Das hat, im Fall von Andrzej Stasiuk, auch sehr viel mit nationalen Klischees, Selbstethnifizierung und der Angst vor dem Fremden zu tun. Edek, der alte Grenzschützer, beschwört, darin kräftig vom Chor der Schmuggler unterstützt, alle Bilder des Misstrauens gegenüber Engländern, Juden, Zigeunern und Türken, von denen er auch gar nichts wissen will. Der Türke, der dem Stück seinen Titel gibt, gilt ihnen als Symbol für den endgültigen Verrat ihrer Werte. Doch ausgerechnet die türkische Investorin, die am Ende auftritt, will von ihnen gar nichts anderes als ein Fortspielen ihrer alten Rollen, in einem Themenpark „Das Leben an der Grenze“. Da könnten sie dann, was ihre Wirklichkeit war, als folkloristisches Abziehbild verkaufen.

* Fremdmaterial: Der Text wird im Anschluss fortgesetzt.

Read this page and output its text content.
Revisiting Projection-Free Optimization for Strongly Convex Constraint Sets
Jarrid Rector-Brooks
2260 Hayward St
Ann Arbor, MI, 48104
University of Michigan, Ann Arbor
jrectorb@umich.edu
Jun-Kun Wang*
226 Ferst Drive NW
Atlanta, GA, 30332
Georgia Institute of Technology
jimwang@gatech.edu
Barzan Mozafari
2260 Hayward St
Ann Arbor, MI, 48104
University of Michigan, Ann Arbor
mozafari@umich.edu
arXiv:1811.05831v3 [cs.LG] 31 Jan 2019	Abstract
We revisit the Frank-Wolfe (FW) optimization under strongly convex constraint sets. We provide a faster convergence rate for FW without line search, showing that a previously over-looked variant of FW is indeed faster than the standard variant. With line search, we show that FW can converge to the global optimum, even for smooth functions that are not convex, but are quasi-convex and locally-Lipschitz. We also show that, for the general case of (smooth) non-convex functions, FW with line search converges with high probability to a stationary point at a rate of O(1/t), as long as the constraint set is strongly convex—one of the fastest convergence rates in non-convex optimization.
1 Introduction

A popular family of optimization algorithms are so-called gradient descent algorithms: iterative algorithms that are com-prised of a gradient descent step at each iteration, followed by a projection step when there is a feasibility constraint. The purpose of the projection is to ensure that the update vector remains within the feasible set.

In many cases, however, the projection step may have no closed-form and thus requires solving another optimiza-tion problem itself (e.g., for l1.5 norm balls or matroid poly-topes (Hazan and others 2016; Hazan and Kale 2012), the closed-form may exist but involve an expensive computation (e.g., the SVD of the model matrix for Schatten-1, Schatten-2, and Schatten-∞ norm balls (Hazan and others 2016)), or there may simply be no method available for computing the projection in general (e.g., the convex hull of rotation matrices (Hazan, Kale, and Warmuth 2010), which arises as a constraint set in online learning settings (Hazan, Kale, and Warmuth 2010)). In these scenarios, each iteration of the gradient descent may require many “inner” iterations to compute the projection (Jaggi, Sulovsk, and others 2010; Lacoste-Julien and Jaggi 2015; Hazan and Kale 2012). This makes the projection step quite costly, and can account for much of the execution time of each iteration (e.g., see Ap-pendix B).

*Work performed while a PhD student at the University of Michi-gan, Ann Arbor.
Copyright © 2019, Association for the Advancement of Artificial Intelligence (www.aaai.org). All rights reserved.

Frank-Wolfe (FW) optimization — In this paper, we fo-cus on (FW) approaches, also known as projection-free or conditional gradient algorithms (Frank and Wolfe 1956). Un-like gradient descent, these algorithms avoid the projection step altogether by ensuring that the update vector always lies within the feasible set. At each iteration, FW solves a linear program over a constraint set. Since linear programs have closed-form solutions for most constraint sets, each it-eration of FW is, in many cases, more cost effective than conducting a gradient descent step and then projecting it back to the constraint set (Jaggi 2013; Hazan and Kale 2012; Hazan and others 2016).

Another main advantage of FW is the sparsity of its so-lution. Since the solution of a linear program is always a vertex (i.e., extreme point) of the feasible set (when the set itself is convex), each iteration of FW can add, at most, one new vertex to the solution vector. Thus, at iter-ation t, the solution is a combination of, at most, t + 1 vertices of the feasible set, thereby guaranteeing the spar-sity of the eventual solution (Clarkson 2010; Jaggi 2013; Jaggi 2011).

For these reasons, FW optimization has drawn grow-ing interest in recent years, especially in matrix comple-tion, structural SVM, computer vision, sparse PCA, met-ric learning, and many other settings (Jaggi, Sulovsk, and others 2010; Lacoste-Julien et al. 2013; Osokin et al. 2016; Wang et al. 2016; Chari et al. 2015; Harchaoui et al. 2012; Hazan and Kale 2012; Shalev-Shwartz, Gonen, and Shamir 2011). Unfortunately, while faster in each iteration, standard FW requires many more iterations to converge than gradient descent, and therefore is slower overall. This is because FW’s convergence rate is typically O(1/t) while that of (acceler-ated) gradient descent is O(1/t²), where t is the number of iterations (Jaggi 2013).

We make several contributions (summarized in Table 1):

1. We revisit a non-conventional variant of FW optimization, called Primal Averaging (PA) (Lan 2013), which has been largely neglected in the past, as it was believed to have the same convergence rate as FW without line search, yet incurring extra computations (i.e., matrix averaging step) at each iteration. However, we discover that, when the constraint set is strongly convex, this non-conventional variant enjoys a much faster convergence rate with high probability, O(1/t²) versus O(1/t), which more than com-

Zwar haben das Stück und seine Inszenierung einige Schwächen: Es ist etwas zu sehr Schwank und zu vorhersehbar. Die Folgen der Globalisierung an diesem Mikrokosmos durchgespielt, tun niemandem weh. Tritt man aus dem schönen alten Theater wieder hinaus auf die Straßen der Altstadt Krakaus, die abends von trinklustigen Touristenbanden geradezu überschwemmt wird, hat das Stück auch etwas von Rückzug an einen Ort, dem als Zukunft noch bevorsteht, was die Stadt Krakau schon längst erlebt hat. Aber vielleicht braucht es die Beschränkung, um das schon alltäglich Gewordene wieder sichtbar zu machen.